The aerosol generation device according to claim 13, wherein the isolation covers are glass isolation covers, and the optical-fiber temperature detection member is set in contact with inner surfaces of the glass isolation covers.
The aerosol generation device according to any one of claims 3-10, wherein the optical-fiber temperature detection probes are cylindrical optical-fiber temperature detection probes, the cylindrical optical-fiber temperature detection probes having diameters in a range of being greater than or equal to 0.2mm and less than or equal to 3mm.
The aerosol generation device according to claim 15, wherein the range of the diameters of the cylindrical optical-fiber temperature detection probes is greater than or equal to 0.5mm and less than or equal to 1mm.
The aerosol generation device according to any one of claims 1-12, wherein the optical-fiber temperature detection member has a temperature detection range that is -20°C to 400°C.
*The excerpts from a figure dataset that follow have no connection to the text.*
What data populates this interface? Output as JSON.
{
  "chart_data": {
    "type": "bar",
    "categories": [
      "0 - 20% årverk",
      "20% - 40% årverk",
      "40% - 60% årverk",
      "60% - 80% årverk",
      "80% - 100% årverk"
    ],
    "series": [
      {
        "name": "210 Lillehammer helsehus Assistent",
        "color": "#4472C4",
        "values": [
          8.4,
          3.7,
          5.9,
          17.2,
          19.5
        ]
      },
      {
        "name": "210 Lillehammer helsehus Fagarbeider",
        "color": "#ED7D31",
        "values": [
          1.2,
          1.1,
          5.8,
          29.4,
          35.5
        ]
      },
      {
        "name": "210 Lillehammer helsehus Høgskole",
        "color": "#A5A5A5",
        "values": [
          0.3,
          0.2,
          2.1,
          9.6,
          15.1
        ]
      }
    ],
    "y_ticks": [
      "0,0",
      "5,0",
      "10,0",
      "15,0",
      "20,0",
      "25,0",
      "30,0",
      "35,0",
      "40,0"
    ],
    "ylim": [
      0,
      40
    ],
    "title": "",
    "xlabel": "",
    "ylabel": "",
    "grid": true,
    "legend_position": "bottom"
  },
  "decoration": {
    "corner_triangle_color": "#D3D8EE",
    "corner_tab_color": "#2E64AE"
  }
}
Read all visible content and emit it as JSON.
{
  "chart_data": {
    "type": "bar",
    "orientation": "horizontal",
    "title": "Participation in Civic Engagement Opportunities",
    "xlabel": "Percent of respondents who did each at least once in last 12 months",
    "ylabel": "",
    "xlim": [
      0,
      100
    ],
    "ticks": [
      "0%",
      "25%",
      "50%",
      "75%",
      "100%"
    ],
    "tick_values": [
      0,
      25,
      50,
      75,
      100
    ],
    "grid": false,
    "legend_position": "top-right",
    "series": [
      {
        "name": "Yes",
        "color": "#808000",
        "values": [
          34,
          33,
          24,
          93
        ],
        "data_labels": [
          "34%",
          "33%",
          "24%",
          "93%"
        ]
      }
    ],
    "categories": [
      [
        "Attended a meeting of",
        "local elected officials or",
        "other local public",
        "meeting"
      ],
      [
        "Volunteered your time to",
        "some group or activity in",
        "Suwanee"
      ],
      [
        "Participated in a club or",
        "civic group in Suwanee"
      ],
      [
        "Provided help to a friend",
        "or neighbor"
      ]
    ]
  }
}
The aerosol generation device according to any one of claims 4-10, wherein the microwave assembly comprises:
a microwave lead-in section, which is arranged on a sidewall of the housing, the microwave lead-in section being in communication with the resonance chamber; and

a microwave emission source, which is connected to the microwave lead-in section and configured for outputting a microwave that is fed through the microwave lead-in section into the resonance chamber, so as to make the microwave transmit in a direction from the second end of the resonance pillar toward the first end of the resonance pillar.
The aerosol generation device according to claim 18, wherein the microwave lead-in section comprises:
a first lead-in part, which is arranged on the sidewall of the housing, the first lead-in part being connected to the microwave emission source; and

a second lead-in part, a first end of the second lead-in part being connected to the first lead-in part, the second lead-in part being located inside the resonance chamber, a second end of the second lead-in part facing toward a bottom wall of the resonance chamber.
The aerosol generation device according to claim 18, wherein the microwave lead-in section comprises:
a third lead-in part, which is arranged on the sidewall of the housing, a first end of the third lead-in part being connected to the microwave emission source, a second end of the third lead-in part facing toward the resonance pillar.
The aerosol generation device according to claim 19, further comprising:
a recessed section, which is formed in the bottom wall of the resonance chamber, the second end of the second lead-in part being disposed in the recessed section.